Unlawful. Under the “unlawful” prong, the sales rep alleged violations of various provisions of the California Labor Code. First, the court granted summary judgment on those claims that the sales rep failed to oppose.
Next, the sales rep alleged that the employer violated Section 221 which makes it unlawful for an employer “to collect and receive from an employee any part of the wages theretofore paid by said employer to said employee” and Section 223 which prohibits paying “a lower wage while purporting to pay the wage designated by contract.” Because the IPL is not contract, the employer was entitled to summary judgment.
Lastly, under Section 2751 “[w]henever an employer enters into a contract of employment with an employee for services to be rendered within this state and the contemplated method of payment of the employee involves commissions, the contract shall be in writing and shall set forth the method by which the commissions shall be computed and paid.” As the court had previously stated, the IPL is not a contract. Thus, the employer was in violation of Section 2751 by paying the sales rep by commission and not having a contract set forth the method of payment. Consequently, the court denied summary judgment on the claim with respect to Section 2751.

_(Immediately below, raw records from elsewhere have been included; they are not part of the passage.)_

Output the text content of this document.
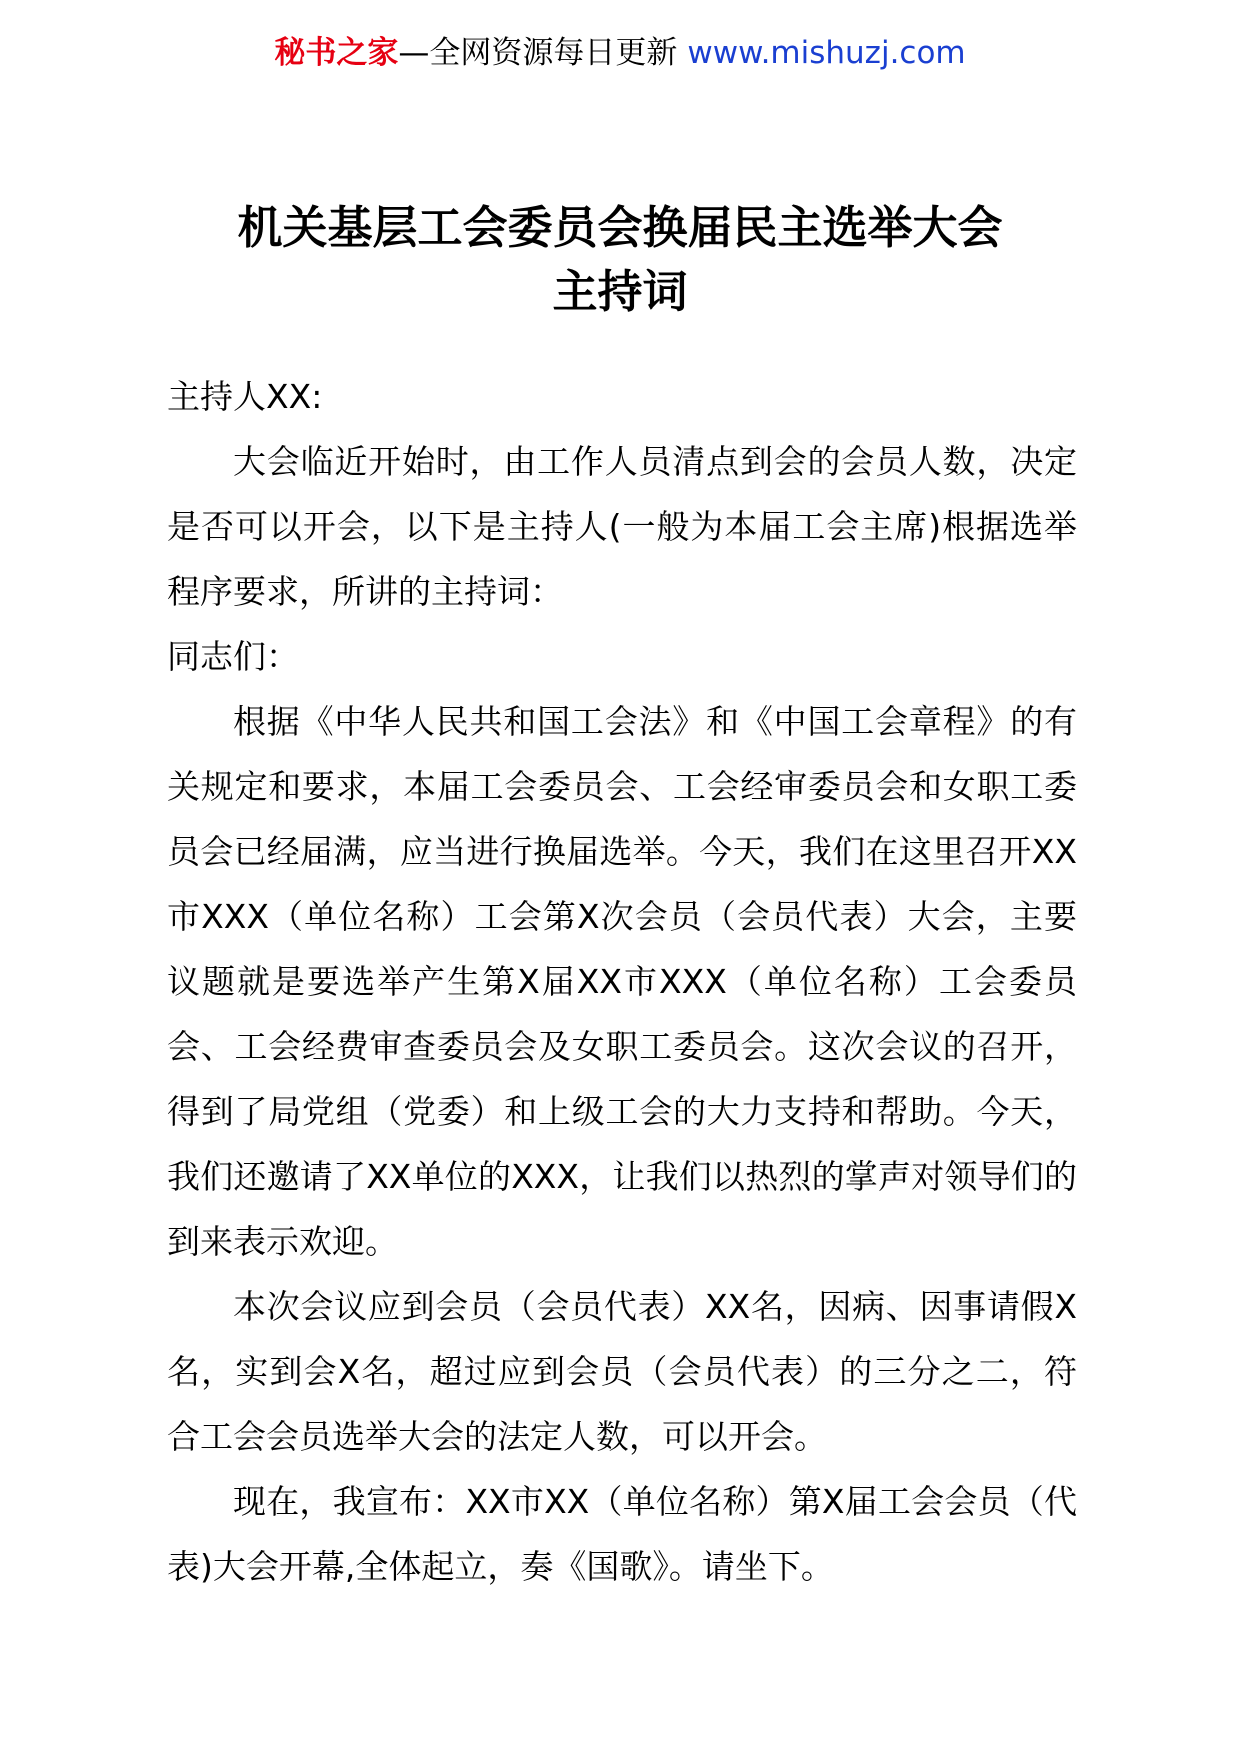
秘书之家—全网资源每日更新 www.mishuzj.com
机关基层工会委员会换届民主选举大会
主持词

主持人XX:

大会临近开始时，由工作人员清点到会的会员人数，决定是否可以开会，以下是主持人(一般为本届工会主席)根据选举程序要求，所讲的主持词：

同志们：

根据《中华人民共和国工会法》和《中国工会章程》的有关规定和要求，本届工会委员会、工会经审委员会和女职工委员会已经届满，应当进行换届选举。今天，我们在这里召开XX市XXX（单位名称）工会第X次会员（会员代表）大会，主要议题就是要选举产生第X届XX市XXX（单位名称）工会委员会、工会经费审查委员会及女职工委员会。这次会议的召开，得到了局党组（党委）和上级工会的大力支持和帮助。今天，我们还邀请了XX单位的XXX，让我们以热烈的掌声对领导们的到来表示欢迎。

本次会议应到会员（会员代表）XX名，因病、因事请假X名，实到会X名，超过应到会员（会员代表）的三分之二，符合工会会员选举大会的法定人数，可以开会。

现在，我宣布：XX市XX（单位名称）第X届工会会员（代表)大会开幕,全体起立，奏《国歌》。请坐下。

Race discrimination. The sales rep established that there was at least one similarly situated employee outside of his protected class whom the employer treated more favorably. The comparator worked as a software sales representative, had the same second and third-line managers as the sales rep, had a similar commission plan, and closed a large deal in 2017 which had to be approved by two of the same managers as the sales rep. However, once the managers approved his sales achievement, the employer paid the full commission to the comparator. This was sufficient for the sales rep to establish his prima facie case.

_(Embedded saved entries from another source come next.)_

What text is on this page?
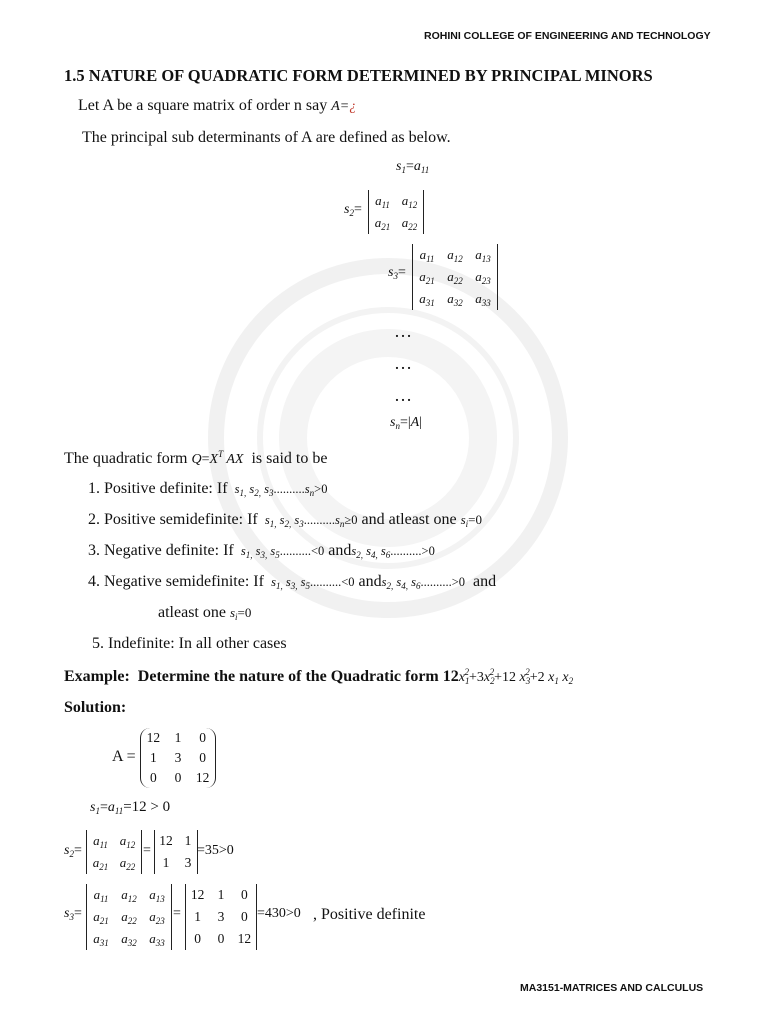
ROHINI COLLEGE OF ENGINEERING AND TECHNOLOGY
MA3151-MATRICES AND CALCULUS
1.5 NATURE OF QUADRATIC FORM DETERMINED BY PRINCIPAL MINORS
Let A be a square matrix of order n say A=¿
The principal sub determinants of A are defined as below.
$s_1=a_{11}$
$s_2=$
$a_{11}$ $a_{12}$
$a_{21}$ $a_{22}$
$s_3=$
$a_{11}$ $a_{12}$ $a_{13}$
$a_{21}$ $a_{22}$ $a_{23}$
$a_{31}$ $a_{32}$ $a_{33}$
…
…
…
$s_n=|A|$
The quadratic form $Q=X^T$ AX is said to be
1. Positive definite: If  $s_{1,}$ $s_{2,}$ $s_3..........s_n>0$
2. Positive semidefinite: If  $s_{1,}$ $s_{2,}$ $s_3..........s_n\ge 0$ and atleast one $s_i=0$
3. Negative definite: If  $s_{1,}$ $s_{3,}$ $s_5..........<0$ ands$_{2,}$ $s_{4,}$ $s_6..........>0$
4. Negative semidefinite: If  $s_{1,}$ $s_{3,}$ $s_5..........<0$ ands$_{2,}$ $s_{4,}$ $s_6..........>0$ and
atleast one $s_i=0$
5. Indefinite: In all other cases
Example: Determine the nature of the Quadratic form $12x_1^2+3x_2^2+12$ $x_3^2+2$ $x_1$ $x_2$
Solution:
A =
12	1	0
1	3	0
0	0	12
$s_1=a_{11}=12 > 0$
$s_2=$
$a_{11}$ $a_{12}$
$a_{21}$ $a_{22}$
=
12 1
1	3
=35>0
$s_3=$
$a_{11}$ $a_{12}$ $a_{13}$
$a_{21}$ $a_{22}$ $a_{23}$
$a_{31}$ $a_{32}$ $a_{33}$
=
12 1	0
1	3	0
0	0 12
=430>0 , Positive definite
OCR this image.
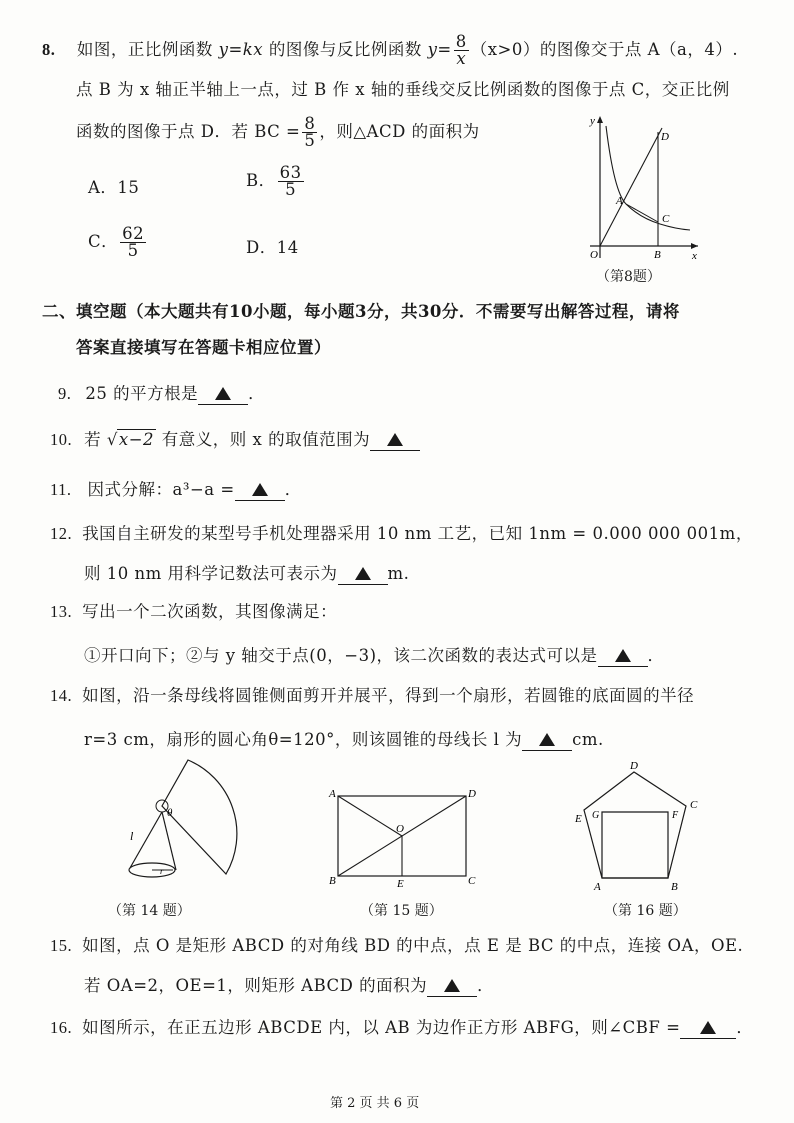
8. 如图，正比例函数 y=kx 的图像与反比例函数 $y= \frac{8}{x} (x>0)$的图像交于点 A（a，4）.
点 B 为 x 轴正半轴上一点，过 B 作 x 轴的垂线交反比例函数的图像于点 C，交正比例
函数的图像于点 D．若 BC = $\frac{8}{5}$ ，则△ACD 的面积为
A．15	B． $\frac{63}{5}$
C． $\frac{62}{5}$	D．14
y
x
O
A
C
D
B
（第8题）
二、填空题（本大题共有10小题，每小题3分，共30分．不需要写出解答过程，请将
答案直接填写在答题卡相应位置）
9. 25 的平方根是	．
10. 若 √x−2 有意义，则 x 的取值范围为
11. 因式分解：a³−a =	．
12. 我国自主研发的某型号手机处理器采用 10 nm 工艺，已知 1nm = 0.000 000 001m，
则 10 nm 用科学记数法可表示为	m.
13. 写出一个二次函数，其图像满足：
①开口向下；②与 y 轴交于点(0，−3)，该二次函数的表达式可以是	．
14. 如图，沿一条母线将圆锥侧面剪开并展平，得到一个扇形，若圆锥的底面圆的半径
r=3 cm，扇形的圆心角θ=120°，则该圆锥的母线长 l 为	cm.
θ
l
r
（第 14 题）
A
B	C
D
O
E
（第 15 题）
D
C
E
A	B
F
G
（第 16 题）
15. 如图，点 O 是矩形 ABCD 的对角线 BD 的中点，点 E 是 BC 的中点，连接 OA，OE.
若 OA=2，OE=1，则矩形 ABCD 的面积为	．
16. 如图所示，在正五边形 ABCDE 内，以 AB 为边作正方形 ABFG，则∠CBF =	．
第 2 页 共 6 页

Pretext. The employer’s legitimate, non-discriminatory reason for reducing the commission was that the VP considered the deals unique and he wanted to make sure that IBM paid the sales rep an amount that reflected his contribution to the deals. The sales rep argued that the employer’s reasons are pretextual because its reasons shifted and because every other employee who worked on the same deal was paid their full commission.

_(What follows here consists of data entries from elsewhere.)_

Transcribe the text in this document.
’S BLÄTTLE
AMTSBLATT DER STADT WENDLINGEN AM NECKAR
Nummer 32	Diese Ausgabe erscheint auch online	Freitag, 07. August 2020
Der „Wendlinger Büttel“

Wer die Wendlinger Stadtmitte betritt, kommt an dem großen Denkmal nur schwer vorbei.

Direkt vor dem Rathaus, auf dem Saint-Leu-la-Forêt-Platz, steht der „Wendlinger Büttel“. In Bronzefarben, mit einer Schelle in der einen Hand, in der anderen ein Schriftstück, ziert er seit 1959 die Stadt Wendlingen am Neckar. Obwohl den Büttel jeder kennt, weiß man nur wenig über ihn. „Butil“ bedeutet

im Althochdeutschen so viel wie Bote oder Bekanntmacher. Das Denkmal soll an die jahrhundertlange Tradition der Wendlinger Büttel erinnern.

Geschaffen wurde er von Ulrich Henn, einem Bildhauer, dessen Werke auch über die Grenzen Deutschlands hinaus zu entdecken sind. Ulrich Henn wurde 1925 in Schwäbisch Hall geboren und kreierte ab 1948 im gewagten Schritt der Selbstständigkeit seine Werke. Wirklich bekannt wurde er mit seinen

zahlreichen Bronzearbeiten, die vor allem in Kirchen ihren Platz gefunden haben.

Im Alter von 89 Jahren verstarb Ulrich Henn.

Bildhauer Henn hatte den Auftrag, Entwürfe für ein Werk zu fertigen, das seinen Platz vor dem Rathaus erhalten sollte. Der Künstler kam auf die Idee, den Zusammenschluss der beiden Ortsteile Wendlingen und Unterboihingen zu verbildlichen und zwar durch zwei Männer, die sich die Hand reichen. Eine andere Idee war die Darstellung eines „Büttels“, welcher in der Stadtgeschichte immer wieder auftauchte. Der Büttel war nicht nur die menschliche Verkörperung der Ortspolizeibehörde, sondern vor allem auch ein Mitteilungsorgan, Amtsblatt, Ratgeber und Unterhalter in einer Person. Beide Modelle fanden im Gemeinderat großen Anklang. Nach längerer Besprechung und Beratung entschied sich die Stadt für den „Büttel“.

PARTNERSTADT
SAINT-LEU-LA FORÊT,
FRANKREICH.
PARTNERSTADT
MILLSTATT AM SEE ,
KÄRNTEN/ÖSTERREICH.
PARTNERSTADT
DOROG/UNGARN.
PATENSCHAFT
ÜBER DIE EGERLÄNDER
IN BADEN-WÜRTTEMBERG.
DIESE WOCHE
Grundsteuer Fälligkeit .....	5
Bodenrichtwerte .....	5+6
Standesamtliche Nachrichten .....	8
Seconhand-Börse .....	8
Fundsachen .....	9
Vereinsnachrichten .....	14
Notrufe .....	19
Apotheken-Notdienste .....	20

The employer admitted that of all the employees who worked on the deals, it only reduced the commissionable revenue of the sales rep. However, it pointed to the fact that the sales rep remained the highest paid commission employee on the deal as evidence against discrimination. But the court concluded that a reasonable jury could find that the reduction, regardless of the final amount, was discriminatory. No other employee on the deal had their commission reduced. The evidence showed that the VP was upset about the amount the sales rep’s commission, and because the VP reduced the sales rep’s commission on the second deal despite having no involvement on that deal. Additionally, the employer’s explanation that it wanted to make sure that the sales rep’s commission reflected his contribution to the deal lacked credibility since his commission on the second project was reduced one month before the deal closed and he completed his work.
Equal Pay Act. Lastly, the sales rep brought an Equal Pay Act claim. The employer was entitled to summary judgment that claim, however, because the sales rep failed put forth sufficient facts surrounding the skill, effort, responsibility, and working conditions of similarly situated white employees on other deals.